Woot! The syntax is looking more like Rust all the time, lol.

You’d have to use a Z combinator in Gleam as we don’t have lazy evaluation. It would be very cool to see someone do this!

Gotta give the people what they want :stuck_out_tongue:

Don’t need lazy evaluation for Y combinator’s, you just need first class functions and that’s all. :slight_smile:

Hmm, let me update and experiment… And got 0.5.0 via asdf

Uhh, an issue please? ^.^;

➜ gleam new tester
* creating tester/LICENSE
* creating tester/.gitignore
* creating tester/README.md
* creating tester/gleam.toml
* creating tester/test/tester_test.gleam
* creating tester/src/tester.gleam
* creating tester/.github/workflows/test.yml
* creating tester/rebar.config
* creating tester/src/tester.app.src

Your Gleam project "tester" has been successfully created.
The rebar3 program can be used to compile and test it.

    cd tester
    rebar3 eunit

➜ cd tester
➜ rebar3 eunit
===> Fetching rebar_gleam ({pkg,<<"rebar_gleam">>,<<"0.1.0">>})
===> Downloaded package, caching at /home/<my_user>/.cache/rebar3/hex/hexpm/packages/rebar_gleam-0.1.0.tar                          
===> Compiling rebar_gleam                                                                                                            
===> Verifying dependencies...                                                                                                        
===> Package not found in any repo: gleam_stdlib-v0.5.0.

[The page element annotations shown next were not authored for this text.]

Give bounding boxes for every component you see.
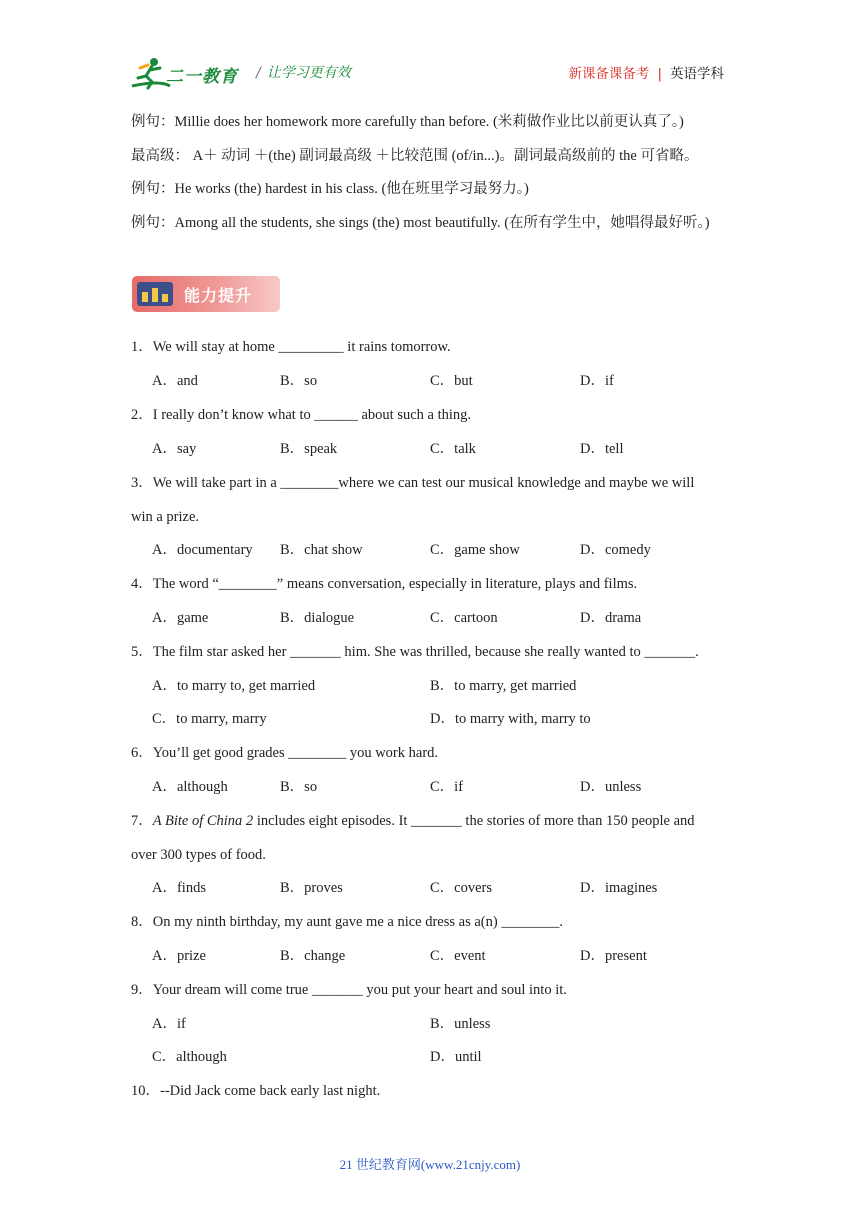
q3-option-c: C．game show (430, 542, 520, 558)
question-3-cont: win a prize. (131, 509, 200, 525)
section-badge (132, 276, 280, 312)
grammar-example-2: 例句：He works (the) hardest in his class. (他在班里学习最努力。) (131, 181, 529, 197)
q7-option-b: B．proves (280, 880, 343, 896)
logo-text: 二一教育 (166, 67, 238, 87)
grammar-example-3: 例句：Among all the students, she sings (the) most beautifully. (在所有学生中，她唱得最好听。) (131, 215, 710, 231)
q8-option-d: D．present (580, 948, 647, 964)
book-title: A Bite of China 2 (152, 813, 254, 829)
q6-option-d: D．unless (580, 779, 642, 795)
q4-option-a: A．game (152, 610, 209, 626)
q5-option-c: C．to marry, marry (152, 711, 267, 727)
q5-option-a: A．to marry to, get married (152, 678, 316, 694)
question-7: 7．A Bite of China 2 includes eight episodes. It _______ the stories of more than 150 people and (131, 813, 695, 829)
q6-option-c: C．if (430, 779, 464, 795)
question-1: 1．We will stay at home _________ it rains tomorrow. (131, 339, 451, 355)
q9-option-b: B．unless (430, 1016, 491, 1032)
q4-option-c: C．cartoon (430, 610, 498, 626)
q1-option-a: A．and (152, 373, 198, 389)
q4-option-d: D．drama (580, 610, 642, 626)
q9-option-d: D．until (430, 1049, 482, 1065)
q8-option-c: C．event (430, 948, 486, 964)
q5-option-b: B．to marry, get married (430, 678, 577, 694)
question-2: 2．I really don’t know what to ______ about such a thing. (131, 407, 472, 423)
header-slogan: / 让学习更有效 (256, 65, 351, 81)
question-8: 8．On my ninth birthday, my aunt gave me a nice dress as a(n) ________. (131, 914, 563, 930)
q5-option-d: D．to marry with, marry to (430, 711, 591, 727)
q9-option-c: C．although (152, 1049, 227, 1065)
question-4: 4．The word “________” means conversation, especially in literature, plays and films. (131, 576, 638, 592)
q9-option-a: A．if (152, 1016, 186, 1032)
q1-option-d: D．if (580, 373, 614, 389)
q7-option-d: D．imagines (580, 880, 658, 896)
q2-option-b: B．speak (280, 441, 338, 457)
grammar-rule-superlative: 最高级： A＋ 动词 ＋(the) 副词最高级 ＋比较范围 (of/in...)。副词最高级前的 the 可省略。 (131, 148, 699, 164)
q2-option-d: D．tell (580, 441, 624, 457)
question-9: 9．Your dream will come true _______ you put your heart and soul into it. (131, 982, 567, 998)
q3-option-b: B．chat show (280, 542, 363, 558)
header-subject: 新课备课备考 | 英语学科 (568, 66, 724, 82)
q8-option-b: B．change (280, 948, 346, 964)
question-3: 3．We will take part in a ________where we can test our musical knowledge and maybe we will (131, 475, 695, 491)
q4-option-b: B．dialogue (280, 610, 355, 626)
question-10: 10．--Did Jack come back early last night. (131, 1083, 381, 1099)
question-7-cont: over 300 types of food. (131, 847, 266, 863)
grammar-example-1: 例句：Millie does her homework more carefully than before. (米莉做作业比以前更认真了。) (131, 114, 684, 130)
chart-board-icon (137, 282, 173, 306)
q7-option-c: C．covers (430, 880, 493, 896)
q1-option-c: C．but (430, 373, 473, 389)
page-header (0, 0, 860, 100)
section-title: 能力提升 (184, 286, 253, 305)
q7-option-a: A．finds (152, 880, 206, 896)
q2-option-a: A．say (152, 441, 197, 457)
question-5: 5．The film star asked her _______ him. She was thrilled, because she really wanted to _______. (131, 644, 699, 660)
q6-option-a: A．although (152, 779, 228, 795)
question-6: 6．You’ll get good grades ________ you work hard. (131, 745, 439, 761)
q3-option-d: D．comedy (580, 542, 651, 558)
q8-option-a: A．prize (152, 948, 206, 964)
q1-option-b: B．so (280, 373, 318, 389)
q6-option-b: B．so (280, 779, 318, 795)
q3-option-a: A．documentary (152, 542, 253, 558)
q2-option-c: C．talk (430, 441, 476, 457)
page-footer[interactable]: 21 世纪教育网(www.21cnjy.com) (339, 1157, 521, 1172)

Hmm, tried a few different commands to no avail? ^.^;

Edit: For note, the OCaml basic Y-Combinator is just:

let fix f g = (fun x a -> f (x x) a) (fun x a -> f (x x) a) g

I’m definitely not complaining, lol. I’d prefer OCaml, but Rust is clean and clear in a different way, mostly. ^.^

Classic move, I’ve made a typo during the release process! I’ll fix this up right away.